Anacom Proposes Renewing Meo, NOS and Vodafone Spectrum Only to 2033–2042, Drawing a Sharp Industry Rebuke
Telecoms regulator Anacom has published a draft decision renewing the spectrum of Meo, NOS and Vodafone for terms running only to 2033–2042 — six to 14 years, well short of what operators wanted. Industry body Apritel calls it a wrong decision, profoundly damaging for Portugal.
Portugal's three big mobile operators have won the spectrum renewal they were waiting for — but for far less time than they hoped, and the industry is not hiding its anger. Anacom (National Communications Authority), the telecoms regulator, published on Thursday a draft decision proposing to renew the radio-frequency rights held by Meo, NOS and Vodafone, whose current licences are due to expire at the end of next year.
Rather than a single long extension, the regulator proposes staggered terms running between 2033 and 2042 depending on the frequency band. Some spectrum would be renewed only to 2033; other bands would carry through to 2041 and 2042. In practical terms Anacom is offering renewals of between six and 14 years — a horizon it calls proportionate, and one the operators call far too short.
Why the operators are pushing back
The trade body Apritel, which represents Meo, NOS and Vodafone, issued a blunt statement describing the proposal as "a wrong decision, profoundly damaging for Portugal." Its central complaint is one of investment certainty: mobile networks are capital-intensive, and operators argue that short licence terms make it harder to justify the long-payback spending on 5G and fibre backhaul that the country needs.

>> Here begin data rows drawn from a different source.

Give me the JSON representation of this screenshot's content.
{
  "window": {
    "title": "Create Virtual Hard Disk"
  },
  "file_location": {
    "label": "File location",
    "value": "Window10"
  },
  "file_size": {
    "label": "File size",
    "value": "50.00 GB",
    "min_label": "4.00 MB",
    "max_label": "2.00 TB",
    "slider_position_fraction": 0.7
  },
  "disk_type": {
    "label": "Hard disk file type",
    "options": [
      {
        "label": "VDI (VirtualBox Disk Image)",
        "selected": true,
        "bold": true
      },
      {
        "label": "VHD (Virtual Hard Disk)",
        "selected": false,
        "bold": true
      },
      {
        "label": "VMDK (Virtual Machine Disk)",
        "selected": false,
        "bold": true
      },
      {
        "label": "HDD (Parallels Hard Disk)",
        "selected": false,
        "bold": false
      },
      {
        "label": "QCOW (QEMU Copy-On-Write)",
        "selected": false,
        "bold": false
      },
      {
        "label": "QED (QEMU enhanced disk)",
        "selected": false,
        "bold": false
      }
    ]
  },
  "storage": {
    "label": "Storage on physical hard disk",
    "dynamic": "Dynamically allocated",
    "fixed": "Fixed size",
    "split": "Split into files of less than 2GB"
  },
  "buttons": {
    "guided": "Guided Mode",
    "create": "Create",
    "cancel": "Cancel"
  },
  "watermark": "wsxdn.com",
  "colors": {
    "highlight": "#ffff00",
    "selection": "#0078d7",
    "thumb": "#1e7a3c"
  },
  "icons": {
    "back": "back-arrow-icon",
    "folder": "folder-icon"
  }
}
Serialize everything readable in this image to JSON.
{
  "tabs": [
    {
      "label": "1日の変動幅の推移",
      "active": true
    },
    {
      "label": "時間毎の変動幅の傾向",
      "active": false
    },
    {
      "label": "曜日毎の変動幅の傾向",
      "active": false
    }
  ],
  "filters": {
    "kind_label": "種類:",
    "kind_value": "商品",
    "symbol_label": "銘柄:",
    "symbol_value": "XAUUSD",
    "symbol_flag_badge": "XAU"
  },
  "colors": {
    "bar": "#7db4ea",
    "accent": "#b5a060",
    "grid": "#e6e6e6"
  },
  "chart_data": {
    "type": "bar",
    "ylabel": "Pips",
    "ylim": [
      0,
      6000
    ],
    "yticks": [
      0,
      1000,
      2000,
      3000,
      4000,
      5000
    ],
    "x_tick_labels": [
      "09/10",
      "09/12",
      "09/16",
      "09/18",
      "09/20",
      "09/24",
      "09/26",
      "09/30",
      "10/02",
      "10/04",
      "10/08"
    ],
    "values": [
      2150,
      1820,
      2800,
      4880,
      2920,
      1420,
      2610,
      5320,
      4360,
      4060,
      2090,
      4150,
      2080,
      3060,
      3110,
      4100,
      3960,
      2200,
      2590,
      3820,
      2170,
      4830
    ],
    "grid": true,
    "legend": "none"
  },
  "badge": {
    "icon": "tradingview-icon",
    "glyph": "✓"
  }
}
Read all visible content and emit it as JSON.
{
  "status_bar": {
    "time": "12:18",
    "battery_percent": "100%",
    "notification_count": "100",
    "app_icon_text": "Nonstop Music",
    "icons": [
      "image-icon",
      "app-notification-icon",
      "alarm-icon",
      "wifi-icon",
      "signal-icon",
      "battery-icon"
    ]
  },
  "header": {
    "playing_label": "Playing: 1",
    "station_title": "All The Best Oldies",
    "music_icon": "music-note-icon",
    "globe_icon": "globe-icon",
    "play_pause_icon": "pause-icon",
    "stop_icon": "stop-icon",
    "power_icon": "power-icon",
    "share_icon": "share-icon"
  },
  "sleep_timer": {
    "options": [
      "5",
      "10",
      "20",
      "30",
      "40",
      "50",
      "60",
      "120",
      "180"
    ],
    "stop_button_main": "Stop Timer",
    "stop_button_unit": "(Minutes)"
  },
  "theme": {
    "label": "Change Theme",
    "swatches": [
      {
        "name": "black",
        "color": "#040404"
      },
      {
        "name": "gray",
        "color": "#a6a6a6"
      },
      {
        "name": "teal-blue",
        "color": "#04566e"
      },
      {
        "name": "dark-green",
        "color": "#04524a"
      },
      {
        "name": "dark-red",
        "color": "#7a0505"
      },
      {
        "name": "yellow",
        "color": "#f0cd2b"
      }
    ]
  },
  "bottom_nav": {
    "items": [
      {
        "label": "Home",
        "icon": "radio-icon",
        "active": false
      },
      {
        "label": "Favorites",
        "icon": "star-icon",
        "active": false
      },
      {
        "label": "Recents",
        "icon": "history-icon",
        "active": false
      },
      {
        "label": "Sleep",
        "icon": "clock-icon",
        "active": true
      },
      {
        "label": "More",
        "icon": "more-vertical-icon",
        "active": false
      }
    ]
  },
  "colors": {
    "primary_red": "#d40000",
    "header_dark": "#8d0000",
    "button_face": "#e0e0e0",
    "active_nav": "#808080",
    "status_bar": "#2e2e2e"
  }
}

"At a moment when Europe recognises the urgent need to reinforce competitiveness, accelerate investment in digital infrastructure and close the gap with the United States and China, Anacom's proposal goes in the opposite direction," Apritel argued, noting that the European Commission has floated renewals of unlimited duration, or at least 40 years.
The association warns that regulatory uncertainty in such a capital-heavy sector "compromises investment" and the country's "digital future" — a pointed framing at a time when Brussels is pressing member states to consolidate and modernise their telecoms markets.
A draft, not a done deal
What Anacom approved on 29 June and published this week is a sentido provável de decisão (draft decision), now open to public consultation before it becomes final. The regulator says it partially granted the operators' request, renewing the rights to some bands up to a maximum of 2042 while declining to extend others as far. The text can still change once the consultation closes and the companies file their objections.
The dispute does not sit in isolation. Anacom is already holding roughly €440 million raised in Portugal's 5G auction that has been waiting on government sign-off, and the broader question of how long licences should last touches directly on when and how much the operators are willing to spend on network coverage in the interior and along the coast.
For consumers, the immediate effect is nil — Meo, NOS and Vodafone will keep operating their networks without interruption. The longer-term stakes are about investment appetite: whether shorter licence terms cool the operators' willingness to fund the next generation of coverage, or whether Anacom's staggered approach simply forces a periodic reckoning on spectrum that the regulator argues serves the public interest. The consultation now decides which reading prevails.